Con la desaparición de Interviú el periodismo echa otra palada sobre su propia fosa y los niños de la Transición escupimos -colmillamente- sobre los desperdicios de nuestras ilusiones malogradas; sobre la ingenuidad marchita.

Resulta presuntuoso glosar la contribución de Interviú al periodismo, cuando el periodismo era el oficio más bonito del mundo. Y basta recordar que por ahí anduvieron Cela, Vázquez Montalbán, Raúl del Pozo y Millás para dar por sentado lo mucho que supuso la revista de Antonio Asensio para la edad de plata del columnismo.

Sin embargo, tengo la obligación sentimental y memoralística de esbozar lo que significaron sus portadas para toda una generación de zagales salaces en plena revolución hormonal porque la vocación elegíaca forma parte de nuestras señas de identidad y porque las exequias de Interviú dan bula para ajustar cuentas con una de las férulas más absurdas del revisionismo pazguato de esta era líquida -de liquidación, se entiende-.

Leo que los desnudos de Interviú son ahora patrimonio feminista -¡que se prepare el As!-, de lo cual se infiere la voracidad del Movimiento y lo baratita que sale la escarapela. Así que aprovecho el deceso para reivindicar con esa alegría revolucionaria que subyace en la sana nostalgia aquellas míticas portadas de mi pubertad.

Porque dieron al destape una coartada intelectual. Porque -luego lo supimos- la lubricidad era señuelo y zaguán del periodismo. Porque esa mixtura de información de calidad y mujeres desnudas es irrepetible por mucho que el feminismo practique ahora de plañidera. Porque sus modelos fueron una ventana abierta al relajo en los talleres proletarios y en las cabinas de los transportitas, cuando los putos franceses nos volcaban los tomates. Y porque todos tenemos una deuda con nuestras mitomanías.
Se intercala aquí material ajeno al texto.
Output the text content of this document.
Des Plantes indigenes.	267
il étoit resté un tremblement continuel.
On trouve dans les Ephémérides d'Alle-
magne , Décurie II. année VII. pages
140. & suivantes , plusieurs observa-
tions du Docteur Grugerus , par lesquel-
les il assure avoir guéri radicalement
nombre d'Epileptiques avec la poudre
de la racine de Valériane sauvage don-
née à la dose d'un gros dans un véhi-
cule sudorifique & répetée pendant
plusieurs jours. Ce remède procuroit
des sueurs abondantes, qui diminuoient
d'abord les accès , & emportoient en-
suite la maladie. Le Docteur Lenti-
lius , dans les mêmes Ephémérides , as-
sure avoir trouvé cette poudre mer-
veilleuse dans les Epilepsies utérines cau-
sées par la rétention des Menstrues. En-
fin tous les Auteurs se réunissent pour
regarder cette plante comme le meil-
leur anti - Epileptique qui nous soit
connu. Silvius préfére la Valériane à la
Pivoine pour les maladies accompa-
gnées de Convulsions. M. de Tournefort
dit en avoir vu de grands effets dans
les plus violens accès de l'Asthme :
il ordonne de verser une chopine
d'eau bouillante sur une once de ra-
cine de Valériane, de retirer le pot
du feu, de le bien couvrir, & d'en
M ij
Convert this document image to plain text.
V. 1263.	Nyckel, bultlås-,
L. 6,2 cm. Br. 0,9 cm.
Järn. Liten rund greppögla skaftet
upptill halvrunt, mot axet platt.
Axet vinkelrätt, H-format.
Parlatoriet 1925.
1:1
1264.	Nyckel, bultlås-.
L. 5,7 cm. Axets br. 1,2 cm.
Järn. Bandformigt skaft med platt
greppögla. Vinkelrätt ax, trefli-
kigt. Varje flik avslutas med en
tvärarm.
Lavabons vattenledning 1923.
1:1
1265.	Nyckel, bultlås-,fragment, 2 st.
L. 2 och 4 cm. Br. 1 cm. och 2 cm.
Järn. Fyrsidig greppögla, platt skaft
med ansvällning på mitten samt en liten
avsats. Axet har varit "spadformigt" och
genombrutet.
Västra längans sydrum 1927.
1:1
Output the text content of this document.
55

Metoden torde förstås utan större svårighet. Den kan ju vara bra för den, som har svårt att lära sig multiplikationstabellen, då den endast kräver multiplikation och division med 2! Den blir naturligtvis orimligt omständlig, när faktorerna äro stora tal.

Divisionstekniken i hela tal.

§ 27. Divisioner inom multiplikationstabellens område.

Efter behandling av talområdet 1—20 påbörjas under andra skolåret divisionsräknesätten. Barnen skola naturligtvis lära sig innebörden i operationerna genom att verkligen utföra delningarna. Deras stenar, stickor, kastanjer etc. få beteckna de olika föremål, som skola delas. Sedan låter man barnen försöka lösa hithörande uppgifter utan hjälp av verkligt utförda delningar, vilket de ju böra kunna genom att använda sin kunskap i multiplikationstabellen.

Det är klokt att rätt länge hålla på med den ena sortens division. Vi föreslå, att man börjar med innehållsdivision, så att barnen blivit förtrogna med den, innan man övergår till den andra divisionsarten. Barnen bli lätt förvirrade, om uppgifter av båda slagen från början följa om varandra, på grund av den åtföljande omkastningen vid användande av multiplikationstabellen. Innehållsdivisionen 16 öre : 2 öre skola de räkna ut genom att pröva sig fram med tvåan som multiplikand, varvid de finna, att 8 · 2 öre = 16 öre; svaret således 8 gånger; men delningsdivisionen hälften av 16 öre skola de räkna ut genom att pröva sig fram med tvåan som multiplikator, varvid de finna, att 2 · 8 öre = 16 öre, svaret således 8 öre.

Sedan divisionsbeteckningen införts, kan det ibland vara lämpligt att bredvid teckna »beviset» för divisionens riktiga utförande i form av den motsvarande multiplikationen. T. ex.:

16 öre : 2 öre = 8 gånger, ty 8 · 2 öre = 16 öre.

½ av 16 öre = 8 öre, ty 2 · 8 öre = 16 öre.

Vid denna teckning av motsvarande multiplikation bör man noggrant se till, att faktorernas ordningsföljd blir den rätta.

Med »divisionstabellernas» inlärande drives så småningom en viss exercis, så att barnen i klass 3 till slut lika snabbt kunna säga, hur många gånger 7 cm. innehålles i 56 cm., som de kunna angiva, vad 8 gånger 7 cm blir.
Yo empecé a leer Interviú con las poluciones primeras en la trastienda de una carpintería en Lorca: mi tío Pepe tenía una pila y, francamente -niño pobre de la posguerra como era- no me lo imagino atesorando reportajes. Era un tiempo prehistórico en el que, como no existía internet, los chiquillos aliviábamos la lascivia con una revista a la altura de las rodillas.

De aquella época me quedó una extraña devoción por la revista que, a la postre, me ayudó a recordar sus portadas estelares con la dedicación de un coleccionista. Aún no había leído la catalogación de tetas de Ramón Gómez de la Serna, pero aprendí a apreciar, gracias a Interviú, algunas maravillas de la zoología y el espectáculo. Los senos breves de aureola libertaria de Marisol. Los senos orondos y aristocráticos de Cayetana de Alba. Los senos lorquianos verde aceituna de Lola Flores. Los senos místicos de Concha Velasco. E incluso el seno bizco de la cantante Sabrina.

En el instituto un profesor progre nos hablaba de los paisajes de Turner y Constable, y de los bodegones humanizados de Arcimboldo. Pero, pura pasión adolescente, yo nunca vi mayor concentración de naturaleza y armonía que aquella portada mítica en la que Natalia Estrada hacía el saludo al sol en Interviú.

Por todos aquellos momentos, salve revista mítica, he aquí un humilde obituario. ¡Hasta siempre, Interviú!